People could make the case that you twist scriptures; for example, your favorite hobby horse, free will, Adam, Eve and the snake. However, once again, definitions matter. Using the verb "to twist" has quite a different connotation than the verb "to interpret."
I agree completely that religion, as in politics and as in commercial transactions, can involve a good deal of venality, and attract a good many dishonest people, greedy for money, or for power over others, and often for both. However, this is what Cyracuz wrote:
Cyracuz wrote:But to be christian is to support a lie, and that makes a christian a liar, no matter how honest he desires to be.

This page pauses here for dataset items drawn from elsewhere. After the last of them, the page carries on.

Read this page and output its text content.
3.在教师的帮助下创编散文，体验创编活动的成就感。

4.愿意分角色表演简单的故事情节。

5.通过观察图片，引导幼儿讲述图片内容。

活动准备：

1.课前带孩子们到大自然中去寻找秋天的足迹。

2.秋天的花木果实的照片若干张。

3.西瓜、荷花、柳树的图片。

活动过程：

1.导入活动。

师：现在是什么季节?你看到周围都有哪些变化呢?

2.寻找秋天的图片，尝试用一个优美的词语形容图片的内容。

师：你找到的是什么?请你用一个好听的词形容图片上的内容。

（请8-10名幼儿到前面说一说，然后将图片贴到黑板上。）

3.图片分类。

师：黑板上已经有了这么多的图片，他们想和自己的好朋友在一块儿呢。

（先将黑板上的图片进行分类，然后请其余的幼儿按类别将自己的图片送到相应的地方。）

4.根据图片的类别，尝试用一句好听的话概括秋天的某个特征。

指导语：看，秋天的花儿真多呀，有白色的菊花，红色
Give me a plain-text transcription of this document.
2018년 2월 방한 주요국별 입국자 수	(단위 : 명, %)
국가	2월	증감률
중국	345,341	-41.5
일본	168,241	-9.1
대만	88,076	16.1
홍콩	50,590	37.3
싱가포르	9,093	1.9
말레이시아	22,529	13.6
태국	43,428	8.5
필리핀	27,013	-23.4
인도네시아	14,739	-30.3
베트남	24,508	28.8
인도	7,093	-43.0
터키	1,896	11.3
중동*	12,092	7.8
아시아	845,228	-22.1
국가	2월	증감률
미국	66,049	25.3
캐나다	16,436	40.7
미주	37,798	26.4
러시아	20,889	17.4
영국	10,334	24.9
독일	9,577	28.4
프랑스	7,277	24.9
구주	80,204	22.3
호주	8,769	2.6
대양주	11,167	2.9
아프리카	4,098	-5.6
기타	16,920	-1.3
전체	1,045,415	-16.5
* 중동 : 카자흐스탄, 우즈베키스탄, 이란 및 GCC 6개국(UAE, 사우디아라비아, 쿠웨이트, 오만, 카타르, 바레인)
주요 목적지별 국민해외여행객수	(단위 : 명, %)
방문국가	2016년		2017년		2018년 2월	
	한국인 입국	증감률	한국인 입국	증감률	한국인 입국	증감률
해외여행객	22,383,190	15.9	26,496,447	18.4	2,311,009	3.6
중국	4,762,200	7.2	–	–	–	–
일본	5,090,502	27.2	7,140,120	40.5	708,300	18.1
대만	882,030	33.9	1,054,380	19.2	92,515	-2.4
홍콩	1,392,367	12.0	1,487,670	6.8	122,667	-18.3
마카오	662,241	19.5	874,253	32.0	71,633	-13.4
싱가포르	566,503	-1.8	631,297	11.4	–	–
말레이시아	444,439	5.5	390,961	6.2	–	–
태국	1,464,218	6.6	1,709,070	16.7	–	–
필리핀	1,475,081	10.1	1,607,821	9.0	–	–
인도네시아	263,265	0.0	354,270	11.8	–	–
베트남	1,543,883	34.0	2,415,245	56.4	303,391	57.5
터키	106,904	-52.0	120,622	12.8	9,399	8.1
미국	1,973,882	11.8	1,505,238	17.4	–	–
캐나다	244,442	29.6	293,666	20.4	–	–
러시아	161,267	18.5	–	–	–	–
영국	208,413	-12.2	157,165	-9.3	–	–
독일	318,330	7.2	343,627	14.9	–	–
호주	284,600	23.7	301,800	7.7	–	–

This constitutes a blanket condemnation of those who can reasonably be described as christians, or who proclaim themselves to be christians, and it ignores intent. One can as easily make the case that Cyracuz is deluded about what he believes, and that therefore, without regard for his intent,
he is a liar.
That is why i commented on intent and the language which one uses to describe people's actions based upon intent. I consider you to be seriously deluded about what the description of the interlude in the "Garden of Eden" means in
Genesis, and the more so given that you were raked over the coals by a variety of people who quoted that scripture to show that it patently does not say what you claim it means. However, that doesn't mean that you are "twisting" anything, and the most that can reasonably be said is that you have falsely interpreted that scripture, or that you have read into it what you want to believe as opposed to what is actually written there.
Believe it or not, i don't condemn anyone for being a religionist. I condemn those who
willfully deceive, and i condemn those who would impose on others based on their preferred superstition.
I will refer once again to what Bishop Burnet described to a correspondent as the King's odd notion of God's love (the King being Charles Stuart II):
The only things that God hates are that we be evil, and that we design mischief.